Le territoire est le berceau des nations autochtones : notre culture, notre histoire, notre langue, notre spiritualité, notre mode de vie ainsi que notre identité ne font qu’un avec lui. Le territoire est tradition et coutumes. De nos jours, nous occupons ce territoire autrement, mais c’est là que nous puisons notre force, notre courage et notre persévérance pour continuer à défendre nos droits, notre langue, notre culture et nos propres façons de faire.
Ultimement, s’il n’y avait qu’une seule constante, ce serait probablement cette chose toute simple que, plus que tout au monde, nous tentons de transmettre et de pérenniser : cette forme de sensibilité aux éléments naturels et à cette relation étroite qu’elles entretiennent avec l’équilibre du grand tout, dans cet immense cercle dans lequel nous évoluons tous, nature, hommes ou bêtes.
À l’origine, il était donc pour nous insensé de penser posséder les choses, la terre, les éléments. Nous nous percevons comme une composante de l’univers et non comme une entité distincte au sein de celui-ci : nous n’avons aucun pouvoir sur les autres composantes, sauf celui de négocier avec elles notre place et nos relations. Aucun être vivant n’est supérieur aux autres. Chacun est essentiel là où il est. L’eau et la terre ne nous appartiennent pas, tout comme les ceintures de wampum n’appartiennent pas à leur gardien. Le mandat de ce dernier est de les protéger et de les transmettre.

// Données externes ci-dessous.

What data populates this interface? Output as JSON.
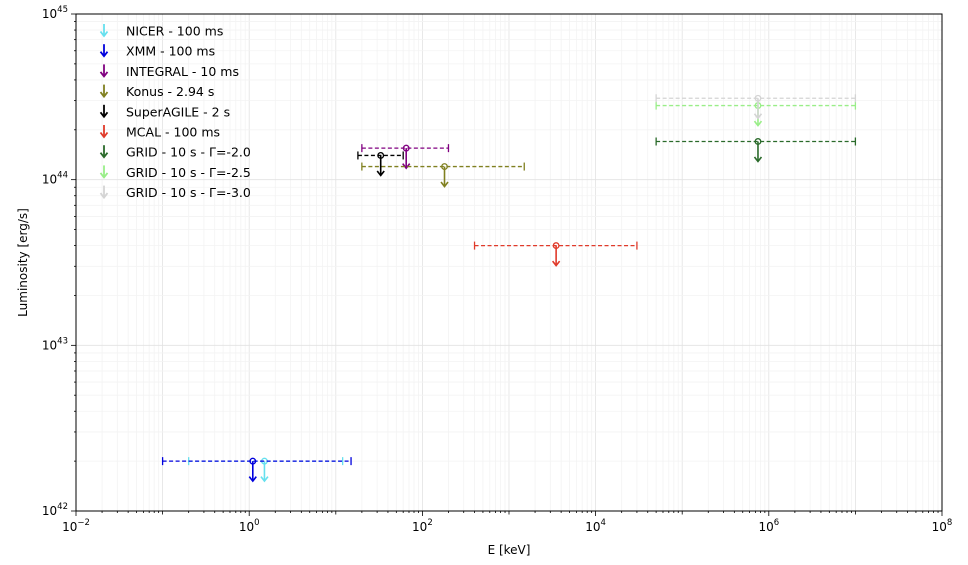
{
  "chart_data": {
    "type": "scatter",
    "title": "",
    "xlabel": "E [keV]",
    "ylabel": "Luminosity [erg/s]",
    "xscale": "log",
    "yscale": "log",
    "xlim": [
      0.01,
      100000000
    ],
    "ylim": [
      1e+42,
      1e+45
    ],
    "grid": true,
    "legend_position": "top-left",
    "x_ticks": [
      {
        "base": "10",
        "exp": "−2"
      },
      {
        "base": "10",
        "exp": "0"
      },
      {
        "base": "10",
        "exp": "2"
      },
      {
        "base": "10",
        "exp": "4"
      },
      {
        "base": "10",
        "exp": "6"
      },
      {
        "base": "10",
        "exp": "8"
      }
    ],
    "y_ticks": [
      {
        "base": "10",
        "exp": "42"
      },
      {
        "base": "10",
        "exp": "43"
      },
      {
        "base": "10",
        "exp": "44"
      },
      {
        "base": "10",
        "exp": "45"
      }
    ],
    "series": [
      {
        "name": "NICER - 100 ms",
        "color": "#66e0ee",
        "x": 1.5,
        "y": 2e+42,
        "xmin": 0.2,
        "xmax": 12
      },
      {
        "name": "XMM - 100 ms",
        "color": "#0000dd",
        "x": 1.1,
        "y": 2e+42,
        "xmin": 0.1,
        "xmax": 15
      },
      {
        "name": "INTEGRAL - 10 ms",
        "color": "#800080",
        "x": 65,
        "y": 1.55e+44,
        "xmin": 20,
        "xmax": 200
      },
      {
        "name": "Konus - 2.94 s",
        "color": "#808020",
        "x": 180,
        "y": 1.2e+44,
        "xmin": 20,
        "xmax": 1500
      },
      {
        "name": "SuperAGILE - 2 s",
        "color": "#000000",
        "x": 33,
        "y": 1.4e+44,
        "xmin": 18,
        "xmax": 60
      },
      {
        "name": "MCAL - 100 ms",
        "color": "#e03a2a",
        "x": 3500,
        "y": 4e+43,
        "xmin": 400,
        "xmax": 30000
      },
      {
        "name": "GRID - 10 s - Γ=-2.0",
        "color": "#2a6a2a",
        "x": 750000,
        "y": 1.7e+44,
        "xmin": 50000,
        "xmax": 10000000
      },
      {
        "name": "GRID - 10 s - Γ=-2.5",
        "color": "#99ee88",
        "x": 750000,
        "y": 2.8e+44,
        "xmin": 50000,
        "xmax": 10000000
      },
      {
        "name": "GRID - 10 s - Γ=-3.0",
        "color": "#d4d4d4",
        "x": 750000,
        "y": 3.1e+44,
        "xmin": 50000,
        "xmax": 10000000
      }
    ]
  }
}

Pour nous, aller dans le bois, c’est entrer dans notre maison. Le territoire, dans sa totalité, nous sert d’abri, de pharmacie, de garde-manger. Nous pouvons vivre dans et avec ce territoire. Notre identité y est profondément liée; c’est pourquoi la protection de l’environnement et l’importance de l’eau sont profondément enracinées dans nos traditions. Le territoire est une ressource vitale pour nous, non seulement pour la nourriture et pour les matières premières, mais également parce que notre médecine traditionnelle utilise certaines parties animales. Les cours d’eau sont nos routes et nos garde-mangers; il faut donc en prendre grand soin.
Il est facile d’oublier combien rude était cette vie. Épuisante, éreintante. Une continuelle course à la subsistance. Les besoins primaires parfois difficiles à combler. L’hiver aride et les famines qui se succèdent. Le froid qui mord et qui tue les faibles. Les bébés qui meurent après leur premier souffle à cause des piètres conditions d’hygiène et les mères qui s’éteignent en donnant la vie, en laissant des orphelins. Les maladies inconnues qui emportent des familles entières.
Il faudrait être fou pour désirer le retour en arrière, vivre comme les ancêtres. Et il faudrait être ignorant pour ne pas saisir toute la grandeur de leur accomplissement. De leurs souffrances et de leur survivance, nous sommes les héritiers.
Cette forêt, elle était habitée depuis un temps qui dépasse les 400 ans d’histoire occidentale, depuis un temps qui se compte par millénaires. La forêt parcourue d’une montagne à l’autre, d’un ruisseau à une rivière. Leur combat, leur vie et leurs difficultés nous auront servi de guide. C’est parce qu’ils ont marché et habité les forêts sauvages qu’aujourd’hui nous pouvons y aller pour nous recentrer. C’est parce qu’ils ont porté, ramé et tué l’animal que nous sommes encore habitants de ces territoires. Et lorsqu’il nous arrive, durant les vacances d’hiver, de prendre le train, de regarder filer les horizons enneigés, d’habiter quelques jours le silence éloigné; lorsqu’il nous arrive, en pleine tempête, de rester dans la cabane de bois, il ne faudrait jamais, en aucun cas, oublier de qui nous sommes les descendants, ceux qui nous auront permis d’aimer notre territoire.